Die Herren Installateure
Erst kommen sie gar nicht. Dann kommen sie. Dann gehen sie gleich wieder weg: sie haben nämlich ein Handwerkszeug vergessen. Kein Wunder; wenn man ihren Handwerkskasten sieht, so liegen da in schwärzlichem Durcheinander alte Hämmer, Zangen, abgebrochene Stiele, krumm geschlagene Nägel, eine Feile und etwas schmutziger Bindfaden.
Dann kommen sie wieder. Dann gehen sie frühstücken. Dann kommen sie und sagen: »Ja, das funkt nicht … « Und dann gehen sie wieder weg. Und dann kommen sie wieder und arbeiten furchtbar, drecken die ganze Wohnung ein, hämmern und klopfen … dann gehen sie wieder weg. Dann probierst du, was sie gemacht haben. Das funktioniert nicht. Und dann fängt alles wieder von vorne an.

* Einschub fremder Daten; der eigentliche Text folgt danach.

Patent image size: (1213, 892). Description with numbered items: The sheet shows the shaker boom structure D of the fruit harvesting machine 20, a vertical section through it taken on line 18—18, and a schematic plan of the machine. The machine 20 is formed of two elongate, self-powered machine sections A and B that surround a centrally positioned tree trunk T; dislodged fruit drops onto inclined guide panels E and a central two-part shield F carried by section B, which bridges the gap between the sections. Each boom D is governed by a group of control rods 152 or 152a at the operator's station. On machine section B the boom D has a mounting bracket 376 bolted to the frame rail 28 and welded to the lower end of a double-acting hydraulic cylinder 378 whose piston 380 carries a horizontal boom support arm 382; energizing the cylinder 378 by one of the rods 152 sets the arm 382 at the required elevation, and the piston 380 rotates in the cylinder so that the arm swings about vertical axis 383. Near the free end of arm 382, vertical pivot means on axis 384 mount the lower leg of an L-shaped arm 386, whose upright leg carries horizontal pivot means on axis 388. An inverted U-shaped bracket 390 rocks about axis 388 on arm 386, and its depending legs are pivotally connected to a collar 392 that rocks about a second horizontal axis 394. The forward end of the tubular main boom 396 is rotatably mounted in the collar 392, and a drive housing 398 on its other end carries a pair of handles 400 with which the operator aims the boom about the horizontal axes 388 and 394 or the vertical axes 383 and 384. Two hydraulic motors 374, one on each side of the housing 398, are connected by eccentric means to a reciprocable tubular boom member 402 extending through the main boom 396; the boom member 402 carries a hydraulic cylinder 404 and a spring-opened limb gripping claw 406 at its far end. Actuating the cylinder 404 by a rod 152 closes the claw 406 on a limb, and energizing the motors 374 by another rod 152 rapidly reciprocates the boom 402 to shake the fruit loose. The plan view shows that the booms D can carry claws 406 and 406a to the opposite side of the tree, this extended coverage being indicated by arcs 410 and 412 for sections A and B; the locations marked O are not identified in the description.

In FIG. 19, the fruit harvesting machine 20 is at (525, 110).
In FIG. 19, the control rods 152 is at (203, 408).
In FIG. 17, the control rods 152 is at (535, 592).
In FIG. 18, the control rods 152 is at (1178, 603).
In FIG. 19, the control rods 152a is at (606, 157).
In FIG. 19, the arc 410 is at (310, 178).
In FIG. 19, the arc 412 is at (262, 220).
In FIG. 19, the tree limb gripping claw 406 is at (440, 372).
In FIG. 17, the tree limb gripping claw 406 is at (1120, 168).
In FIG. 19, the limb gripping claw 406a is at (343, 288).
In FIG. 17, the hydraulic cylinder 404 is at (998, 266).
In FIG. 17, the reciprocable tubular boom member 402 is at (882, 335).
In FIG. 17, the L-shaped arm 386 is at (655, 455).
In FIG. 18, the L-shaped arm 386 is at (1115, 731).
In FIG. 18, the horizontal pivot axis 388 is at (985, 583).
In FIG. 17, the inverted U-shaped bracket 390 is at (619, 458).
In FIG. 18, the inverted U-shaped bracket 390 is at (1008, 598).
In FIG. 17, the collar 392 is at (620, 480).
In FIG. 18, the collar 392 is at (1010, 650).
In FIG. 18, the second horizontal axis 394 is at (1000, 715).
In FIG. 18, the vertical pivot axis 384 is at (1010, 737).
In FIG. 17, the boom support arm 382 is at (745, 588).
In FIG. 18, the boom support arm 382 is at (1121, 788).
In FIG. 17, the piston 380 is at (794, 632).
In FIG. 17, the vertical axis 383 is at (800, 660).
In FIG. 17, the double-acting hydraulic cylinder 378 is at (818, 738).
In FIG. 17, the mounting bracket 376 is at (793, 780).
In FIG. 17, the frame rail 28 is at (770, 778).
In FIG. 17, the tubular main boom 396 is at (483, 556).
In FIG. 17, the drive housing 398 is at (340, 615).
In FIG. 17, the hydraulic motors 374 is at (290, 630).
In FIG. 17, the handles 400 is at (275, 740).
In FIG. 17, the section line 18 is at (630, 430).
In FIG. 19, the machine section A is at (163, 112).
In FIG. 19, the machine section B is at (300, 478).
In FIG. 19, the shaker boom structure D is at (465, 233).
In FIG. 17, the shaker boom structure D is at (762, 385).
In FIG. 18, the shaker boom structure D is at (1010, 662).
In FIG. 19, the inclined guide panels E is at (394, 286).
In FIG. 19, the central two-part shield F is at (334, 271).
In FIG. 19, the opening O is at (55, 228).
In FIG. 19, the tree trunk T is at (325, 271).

Der Installateur kommt gewöhnlich nicht selber – er schickt einen ›Mann‹. Der Mann ist in der Regel mürrisch; man möchte ihm immer zurufen: »Warum sind Sie nicht Landpastor geworden – das ist eine stille ruhige Sache … ohne Aufregungen … « Der Mann versteht sein Handwerk nicht und liebt es auch nicht. Er hat weniger Gefühl für die Technik als du; du hast bloß keine Routine. Der Mann hört mit trotzig vorgeschobener Unterlippe zu, was du ihm erklärst – er ist Fachmann, du bist Laie, und eine Wasserleitung ist eine Wasserleitung – die muß lecken. Laie. »Was die Leute bloß immer wollen … Da könnte ja jeder kommen … « Der Installateur haßt die Sachen, mit denen er sich beschäftigt – und die vergelten es ihm. Nein, nicht ihm: uns. Kein Waschbecken, das ganz und gar, liebevoll bis in die letzten Einzelheiten, zweckmäßig eingerichtet wäre – auch sind die Installationsmänner durch nichts zu bewegen, durch Trinkgelder nicht und nicht durch gutes Zureden, so eine Sache vernünftig zu montieren. Die Muster, die sie mitbringen, sind von gleichbleibender Scheußlichkeit, die Ornamente sind von magenkranken Werkzeichnern entworfen – »andre jibt et nich«. Und immer beese. Die Pausen zwischen den Handwerkshole- und den Frühstücksstunden werden durch eine jammervolle Arbeit ausgefüllt.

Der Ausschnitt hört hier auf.